Experiments in Structure-Preserving Grammar Compaction
Hepple, Mark and van Genabith, JosefORCID: 0000-0003-1322-7944
(2000)
Experiments in Structure-Preserving Grammar Compaction.
In: 1st Meeting on Speech Technology Transfer, 6-10 Nov 2000, Universidad de Sevilla and Universidad de Granada, Sevilla, Spain.

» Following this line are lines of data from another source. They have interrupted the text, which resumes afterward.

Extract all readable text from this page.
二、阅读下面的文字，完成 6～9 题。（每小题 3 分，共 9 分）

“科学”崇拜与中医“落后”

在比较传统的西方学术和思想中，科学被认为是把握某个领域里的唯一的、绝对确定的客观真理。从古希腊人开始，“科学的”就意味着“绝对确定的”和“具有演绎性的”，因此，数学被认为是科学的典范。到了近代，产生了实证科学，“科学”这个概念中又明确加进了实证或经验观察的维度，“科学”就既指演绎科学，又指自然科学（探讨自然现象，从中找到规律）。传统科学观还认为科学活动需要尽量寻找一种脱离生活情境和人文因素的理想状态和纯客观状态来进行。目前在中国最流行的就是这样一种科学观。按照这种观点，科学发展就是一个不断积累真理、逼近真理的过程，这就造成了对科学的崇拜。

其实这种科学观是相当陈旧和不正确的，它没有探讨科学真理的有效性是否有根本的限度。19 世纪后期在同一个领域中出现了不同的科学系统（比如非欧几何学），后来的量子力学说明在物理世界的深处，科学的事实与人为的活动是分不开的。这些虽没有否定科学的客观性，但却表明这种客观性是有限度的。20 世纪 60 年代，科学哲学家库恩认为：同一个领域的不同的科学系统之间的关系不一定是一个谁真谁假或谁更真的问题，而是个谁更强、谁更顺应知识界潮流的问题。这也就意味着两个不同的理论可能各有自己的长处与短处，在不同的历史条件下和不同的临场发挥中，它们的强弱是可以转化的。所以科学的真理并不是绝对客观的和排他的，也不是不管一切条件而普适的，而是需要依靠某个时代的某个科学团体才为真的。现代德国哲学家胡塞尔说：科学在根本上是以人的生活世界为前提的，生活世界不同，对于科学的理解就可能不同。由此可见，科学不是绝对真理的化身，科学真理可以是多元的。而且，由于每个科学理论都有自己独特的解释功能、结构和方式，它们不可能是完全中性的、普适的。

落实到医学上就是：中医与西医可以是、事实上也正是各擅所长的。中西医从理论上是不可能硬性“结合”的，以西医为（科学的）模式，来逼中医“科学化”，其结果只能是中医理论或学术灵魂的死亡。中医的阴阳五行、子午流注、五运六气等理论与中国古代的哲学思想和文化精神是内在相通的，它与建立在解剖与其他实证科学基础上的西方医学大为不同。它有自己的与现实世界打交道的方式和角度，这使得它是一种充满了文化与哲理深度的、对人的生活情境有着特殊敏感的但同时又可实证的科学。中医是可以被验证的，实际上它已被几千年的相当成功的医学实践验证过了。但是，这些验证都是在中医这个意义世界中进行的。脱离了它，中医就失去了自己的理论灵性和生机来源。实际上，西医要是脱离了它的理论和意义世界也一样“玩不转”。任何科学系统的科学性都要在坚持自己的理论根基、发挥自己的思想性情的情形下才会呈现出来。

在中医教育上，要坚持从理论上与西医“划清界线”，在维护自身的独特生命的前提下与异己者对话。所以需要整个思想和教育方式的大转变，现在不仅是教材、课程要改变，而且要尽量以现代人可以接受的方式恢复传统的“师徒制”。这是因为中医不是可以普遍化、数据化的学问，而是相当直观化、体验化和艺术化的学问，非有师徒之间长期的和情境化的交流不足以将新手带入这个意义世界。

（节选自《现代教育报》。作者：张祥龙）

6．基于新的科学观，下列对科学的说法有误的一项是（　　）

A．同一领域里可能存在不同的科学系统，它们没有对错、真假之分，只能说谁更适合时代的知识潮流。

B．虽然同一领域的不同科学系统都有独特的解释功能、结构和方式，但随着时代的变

Structure preserving grammar compaction (SPC) is a simple CFG compaction technique originally described in (van Genabith et al., 1999a, 1999b). It works by generalising category labels and in so doing plugs holes in the grammar. To date the method has been tested on small corpra only. In the present research we apply SPC to a large grammar extracted from the Penn Treebank and examine its effects on rule treebank grammar size and on rule accession rates (as an indicator of grammar completeness) . 1 Introduction Tree banks and resources compiled from treebanks are potentially very useful in NLP. Grammars extracted from treebanks --- so called treebank grammars (Charniak, 1996) --- can form the basis of large coverage NLP systems. Such treebank grammars, however, can suffer from several shortcomings: they commonly feature a large number of flat, highly specific rules that may be rarely used, with ensuing costs for processing (load) under the grammar.